Councilman Tackett agreed with Weiner.
"I actually think that's a question for the constituents, it's not for me to say whether I think [she should step down]...it's up for the voters at election time," he said.
Kilpatrick, while not calling for her resignation, said she wants to see change--for the sake of council and its staffers.
"I would like to see a calm, pleasant workplace without any harassment or hostile environment," she said. "If the president would calm down and learn how the process goes, and not question everybody, and not think that everybody is doing something wrong, I think we would all be in a better place," she said.
Councilmen Jea Street disagreed with any notion she should step down.
"No. She's elected, and whatever she's done--in my opinion--does not rise to the level at this point of calling for her to resign," said Street.
Councilman Bill Powers said he wasn't sure, but was skeptical of the report and council.
"They're pretty harsh on her," he said. "The report...nobody personally saw [the harassment]. So is that going to hold up in court? I've been on jury trials, I don't think it will hold up in court. So you're not guilty until you're proven innocent," he said. "I'm not saying it's right or wrong, I don't know, but I never saw [the harassment] happen myself.

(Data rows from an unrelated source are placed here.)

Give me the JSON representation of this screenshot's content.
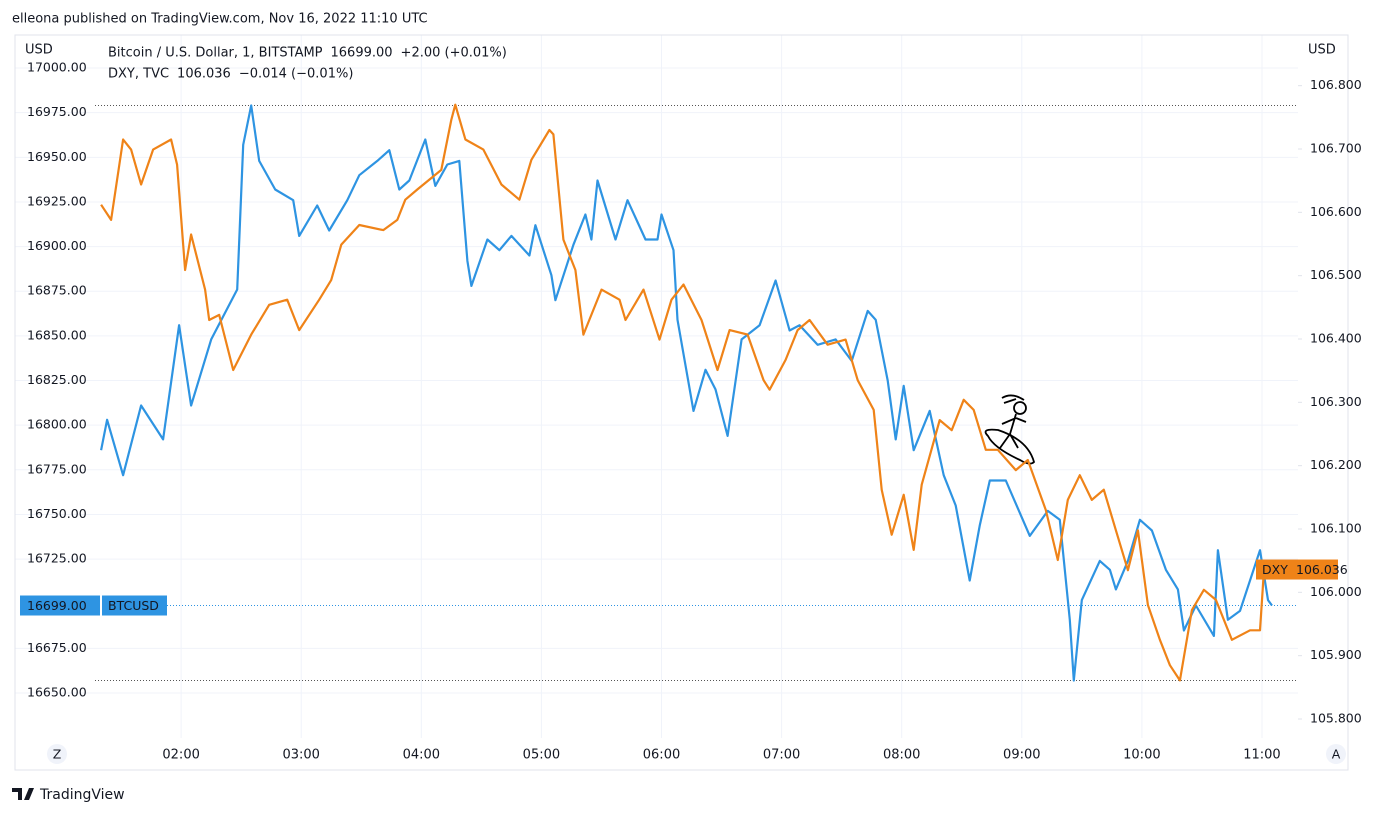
{
  "header": {
    "attribution": "elleona published on TradingView.com, Nov 16, 2022 11:10 UTC",
    "brand": "TradingView"
  },
  "chart_data": {
    "type": "line",
    "y_unit": "USD",
    "y2_unit": "USD",
    "grid": true,
    "xlim": [
      "00:37",
      "11:18"
    ],
    "xticks": [
      "02:00",
      "03:00",
      "04:00",
      "05:00",
      "06:00",
      "07:00",
      "08:00",
      "09:00",
      "10:00",
      "11:00"
    ],
    "ylim": [
      16624.8,
      17018.5
    ],
    "yticks": [
      {
        "value": 16650,
        "label": "16650.00"
      },
      {
        "value": 16675,
        "label": "16675.00"
      },
      {
        "value": 16725,
        "label": "16725.00"
      },
      {
        "value": 16750,
        "label": "16750.00"
      },
      {
        "value": 16775,
        "label": "16775.00"
      },
      {
        "value": 16800,
        "label": "16800.00"
      },
      {
        "value": 16825,
        "label": "16825.00"
      },
      {
        "value": 16850,
        "label": "16850.00"
      },
      {
        "value": 16875,
        "label": "16875.00"
      },
      {
        "value": 16900,
        "label": "16900.00"
      },
      {
        "value": 16925,
        "label": "16925.00"
      },
      {
        "value": 16950,
        "label": "16950.00"
      },
      {
        "value": 16975,
        "label": "16975.00"
      },
      {
        "value": 17000,
        "label": "17000.00"
      }
    ],
    "y2lim": [
      105.77,
      106.88
    ],
    "y2ticks": [
      {
        "value": 105.8,
        "label": "105.800"
      },
      {
        "value": 105.9,
        "label": "105.900"
      },
      {
        "value": 106,
        "label": "106.000"
      },
      {
        "value": 106.1,
        "label": "106.100"
      },
      {
        "value": 106.2,
        "label": "106.200"
      },
      {
        "value": 106.3,
        "label": "106.300"
      },
      {
        "value": 106.4,
        "label": "106.400"
      },
      {
        "value": 106.5,
        "label": "106.500"
      },
      {
        "value": 106.6,
        "label": "106.600"
      },
      {
        "value": 106.7,
        "label": "106.700"
      },
      {
        "value": 106.8,
        "label": "106.800"
      }
    ],
    "scale_buttons": [
      "Z",
      "A"
    ],
    "series": [
      {
        "name": "Bitcoin / U.S. Dollar, 1, BITSTAMP",
        "symbol": "BTCUSD",
        "color": "#2e94e2",
        "axis": "y",
        "last": {
          "value": 16699,
          "label": "16699.00"
        },
        "change": "+2.00 (+0.01%)",
        "x": [
          "01:20",
          "01:23",
          "01:31",
          "01:40",
          "01:51",
          "01:59",
          "02:05",
          "02:15",
          "02:28",
          "02:31",
          "02:35",
          "02:39",
          "02:47",
          "02:56",
          "02:59",
          "03:08",
          "03:14",
          "03:23",
          "03:29",
          "03:38",
          "03:44",
          "03:49",
          "03:54",
          "04:02",
          "04:07",
          "04:13",
          "04:19",
          "04:23",
          "04:25",
          "04:33",
          "04:39",
          "04:45",
          "04:54",
          "04:57",
          "05:05",
          "05:07",
          "05:16",
          "05:22",
          "05:25",
          "05:28",
          "05:37",
          "05:43",
          "05:52",
          "05:58",
          "06:00",
          "06:06",
          "06:08",
          "06:16",
          "06:22",
          "06:27",
          "06:33",
          "06:40",
          "06:49",
          "06:57",
          "07:04",
          "07:09",
          "07:18",
          "07:27",
          "07:35",
          "07:43",
          "07:47",
          "07:53",
          "07:57",
          "08:01",
          "08:06",
          "08:14",
          "08:21",
          "08:27",
          "08:34",
          "08:39",
          "08:44",
          "08:52",
          "09:04",
          "09:13",
          "09:19",
          "09:24",
          "09:26",
          "09:30",
          "09:39",
          "09:44",
          "09:47",
          "09:53",
          "09:59",
          "10:05",
          "10:12",
          "10:18",
          "10:21",
          "10:27",
          "10:36",
          "10:38",
          "10:43",
          "10:49",
          "10:59",
          "11:03",
          "11:05"
        ],
        "values": [
          16786,
          16803,
          16772,
          16811,
          16792,
          16856,
          16811,
          16848,
          16876,
          16957,
          16979,
          16948,
          16932,
          16926,
          16906,
          16923,
          16909,
          16926,
          16940,
          16948,
          16954,
          16932,
          16937,
          16960,
          16934,
          16946,
          16948,
          16892,
          16878,
          16904,
          16898,
          16906,
          16895,
          16912,
          16884,
          16870,
          16901,
          16918,
          16904,
          16937,
          16904,
          16926,
          16904,
          16904,
          16918,
          16898,
          16859,
          16808,
          16831,
          16820,
          16794,
          16848,
          16856,
          16881,
          16853,
          16856,
          16845,
          16848,
          16836,
          16864,
          16859,
          16825,
          16792,
          16822,
          16786,
          16808,
          16772,
          16755,
          16713,
          16744,
          16769,
          16769,
          16738,
          16752,
          16747,
          16691,
          16657,
          16702,
          16724,
          16719,
          16708,
          16724,
          16747,
          16741,
          16719,
          16708,
          16685,
          16699,
          16682,
          16730,
          16691,
          16696,
          16730,
          16702,
          16699
        ]
      },
      {
        "name": "DXY, TVC",
        "symbol": "DXY",
        "color": "#ef8318",
        "axis": "y2",
        "last": {
          "value": 106.036,
          "label": "106.036"
        },
        "change": "−0.014 (−0.01%)",
        "x": [
          "01:20",
          "01:25",
          "01:31",
          "01:35",
          "01:40",
          "01:46",
          "01:55",
          "01:58",
          "02:02",
          "02:05",
          "02:12",
          "02:14",
          "02:19",
          "02:26",
          "02:35",
          "02:44",
          "02:53",
          "02:59",
          "03:09",
          "03:15",
          "03:20",
          "03:29",
          "03:41",
          "03:48",
          "03:52",
          "03:58",
          "04:10",
          "04:15",
          "04:17",
          "04:22",
          "04:31",
          "04:40",
          "04:49",
          "04:55",
          "05:04",
          "05:06",
          "05:11",
          "05:17",
          "05:21",
          "05:30",
          "05:39",
          "05:42",
          "05:51",
          "05:59",
          "06:05",
          "06:11",
          "06:20",
          "06:28",
          "06:34",
          "06:43",
          "06:51",
          "06:54",
          "07:02",
          "07:08",
          "07:14",
          "07:23",
          "07:32",
          "07:38",
          "07:46",
          "07:50",
          "07:55",
          "08:01",
          "08:06",
          "08:10",
          "08:19",
          "08:25",
          "08:31",
          "08:36",
          "08:42",
          "08:48",
          "08:57",
          "09:03",
          "09:12",
          "09:18",
          "09:23",
          "09:29",
          "09:35",
          "09:41",
          "09:47",
          "09:53",
          "09:58",
          "10:03",
          "10:09",
          "10:14",
          "10:19",
          "10:25",
          "10:31",
          "10:37",
          "10:45",
          "10:54",
          "10:59",
          "11:01"
        ],
        "values": [
          106.612,
          106.588,
          106.715,
          106.699,
          106.644,
          106.699,
          106.715,
          106.675,
          106.509,
          106.565,
          106.478,
          106.43,
          106.438,
          106.351,
          106.407,
          106.454,
          106.462,
          106.414,
          106.462,
          106.493,
          106.549,
          106.58,
          106.572,
          106.588,
          106.62,
          106.636,
          106.667,
          106.746,
          106.77,
          106.715,
          106.699,
          106.644,
          106.62,
          106.683,
          106.73,
          106.723,
          106.557,
          106.509,
          106.407,
          106.478,
          106.462,
          106.43,
          106.478,
          106.399,
          106.462,
          106.486,
          106.43,
          106.351,
          106.414,
          106.407,
          106.335,
          106.32,
          106.367,
          106.414,
          106.43,
          106.391,
          106.399,
          106.335,
          106.288,
          106.162,
          106.091,
          106.154,
          106.067,
          106.17,
          106.272,
          106.256,
          106.304,
          106.288,
          106.225,
          106.225,
          106.193,
          106.209,
          106.13,
          106.051,
          106.146,
          106.185,
          106.146,
          106.162,
          106.098,
          106.035,
          106.098,
          105.98,
          105.925,
          105.885,
          105.861,
          105.972,
          106.004,
          105.988,
          105.925,
          105.94,
          105.94,
          106.036
        ]
      }
    ]
  }
}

Councilman Penrose Hollins, who ran against Hartley-Nagle, for the council president position, said he'd rather not pass judgement on the issue.

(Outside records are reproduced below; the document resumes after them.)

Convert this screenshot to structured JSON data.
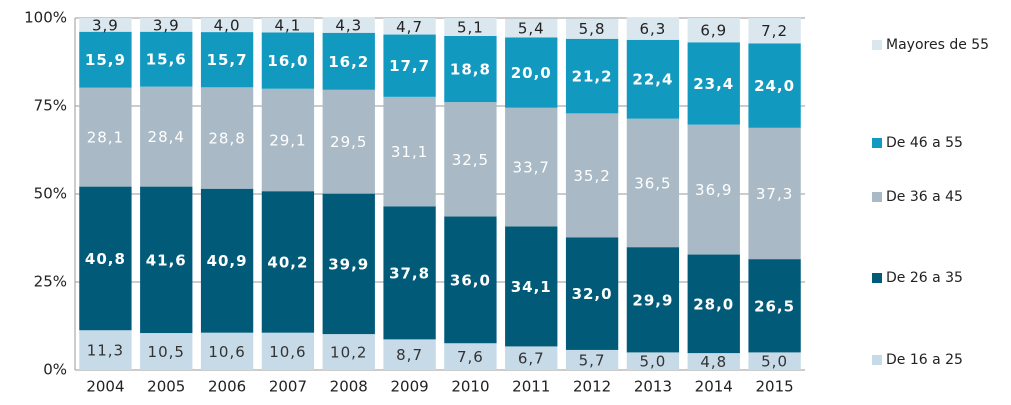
{
  "chart_data": {
    "type": "stacked_bar",
    "categories": [
      "2004",
      "2005",
      "2006",
      "2007",
      "2008",
      "2009",
      "2010",
      "2011",
      "2012",
      "2013",
      "2014",
      "2015"
    ],
    "ylim": [
      0,
      100
    ],
    "yticks": [
      {
        "value": 0,
        "label": "0%"
      },
      {
        "value": 25,
        "label": "25%"
      },
      {
        "value": 50,
        "label": "50%"
      },
      {
        "value": 75,
        "label": "75%"
      },
      {
        "value": 100,
        "label": "100%"
      }
    ],
    "grid": true,
    "legend": "right",
    "series": [
      {
        "name": "De 16 a 25",
        "color": "#c6dae8",
        "values": [
          11.3,
          10.5,
          10.6,
          10.6,
          10.2,
          8.7,
          7.6,
          6.7,
          5.7,
          5,
          4.8,
          5
        ],
        "value_labels": [
          "11,3",
          "10,5",
          "10,6",
          "10,6",
          "10,2",
          "8,7",
          "7,6",
          "6,7",
          "5,7",
          "5,0",
          "4,8",
          "5,0"
        ]
      },
      {
        "name": "De 26 a 35",
        "color": "#005a78",
        "values": [
          40.8,
          41.6,
          40.9,
          40.2,
          39.9,
          37.8,
          36,
          34.1,
          32,
          29.9,
          28,
          26.5
        ],
        "value_labels": [
          "40,8",
          "41,6",
          "40,9",
          "40,2",
          "39,9",
          "37,8",
          "36,0",
          "34,1",
          "32,0",
          "29,9",
          "28,0",
          "26,5"
        ]
      },
      {
        "name": "De 36 a 45",
        "color": "#a9bac6",
        "values": [
          28.1,
          28.4,
          28.8,
          29.1,
          29.5,
          31.1,
          32.5,
          33.7,
          35.2,
          36.5,
          36.9,
          37.3
        ],
        "value_labels": [
          "28,1",
          "28,4",
          "28,8",
          "29,1",
          "29,5",
          "31,1",
          "32,5",
          "33,7",
          "35,2",
          "36,5",
          "36,9",
          "37,3"
        ]
      },
      {
        "name": "De 46 a 55",
        "color": "#1199c0",
        "values": [
          15.9,
          15.6,
          15.7,
          16,
          16.2,
          17.7,
          18.8,
          20,
          21.2,
          22.4,
          23.4,
          24
        ],
        "value_labels": [
          "15,9",
          "15,6",
          "15,7",
          "16,0",
          "16,2",
          "17,7",
          "18,8",
          "20,0",
          "21,2",
          "22,4",
          "23,4",
          "24,0"
        ]
      },
      {
        "name": "Mayores de 55",
        "color": "#dbe7ef",
        "values": [
          3.9,
          3.9,
          4,
          4.1,
          4.3,
          4.7,
          5.1,
          5.4,
          5.8,
          6.3,
          6.9,
          7.2
        ],
        "value_labels": [
          "3,9",
          "3,9",
          "4,0",
          "4,1",
          "4,3",
          "4,7",
          "5,1",
          "5,4",
          "5,8",
          "6,3",
          "6,9",
          "7,2"
        ]
      }
    ]
  }
}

"Anything I say may be misconstrued so I'm going to remain neutral...the fact that I was in the race for president, its easy for her to say that I have sour grapes, and I have to run around and try to prove that I don't," he said.
Councilmen John Cartier and Bill Bell didn't return WDEL's requests for comment.
Hartley-Nagle called WDEL after hours in an effort to respond, but did not call the cellphone number left on her voicemail or respond to an email.
Either way, what council members think, doesn't really matter. Their hands are tied. Short of any criminal wrongdoing, Delaware has no way of removing an elected official from office.
"There's no legal mechanism nor is there anything we have within our party rules to remove someone from our party from public office," said Delaware Democratic Party Executive Director Jesse Chadderdon.
The Democratic Party, though, said it's concerned by reports of "abusive and erratic behavior" on the part of Hartley-Nagle.
"Her behavior, as characterized through an internal investigation and reported in the press, diverge from [the] core Democratic values of tolerance and respect for others," said party chairman Erik Raser-Schramm. "There is also real concern that the strained relationships those behaviors have caused could have a long-term ramifications when it comes her ability to legislate effectively in collaboration with her counterparts on council."
Their statement stops short of calling for her resignation, and instead, issued her a wake up call:
"It would be a shame for a government that provides so much at such an incredible value to be overshadowed or in any way compromised by the behavior of one person. That's why it's time for that individual to step up and show the people of New Castle County that she is up to the task of governing in a way County residents can be proud of," said Raser-Schramm.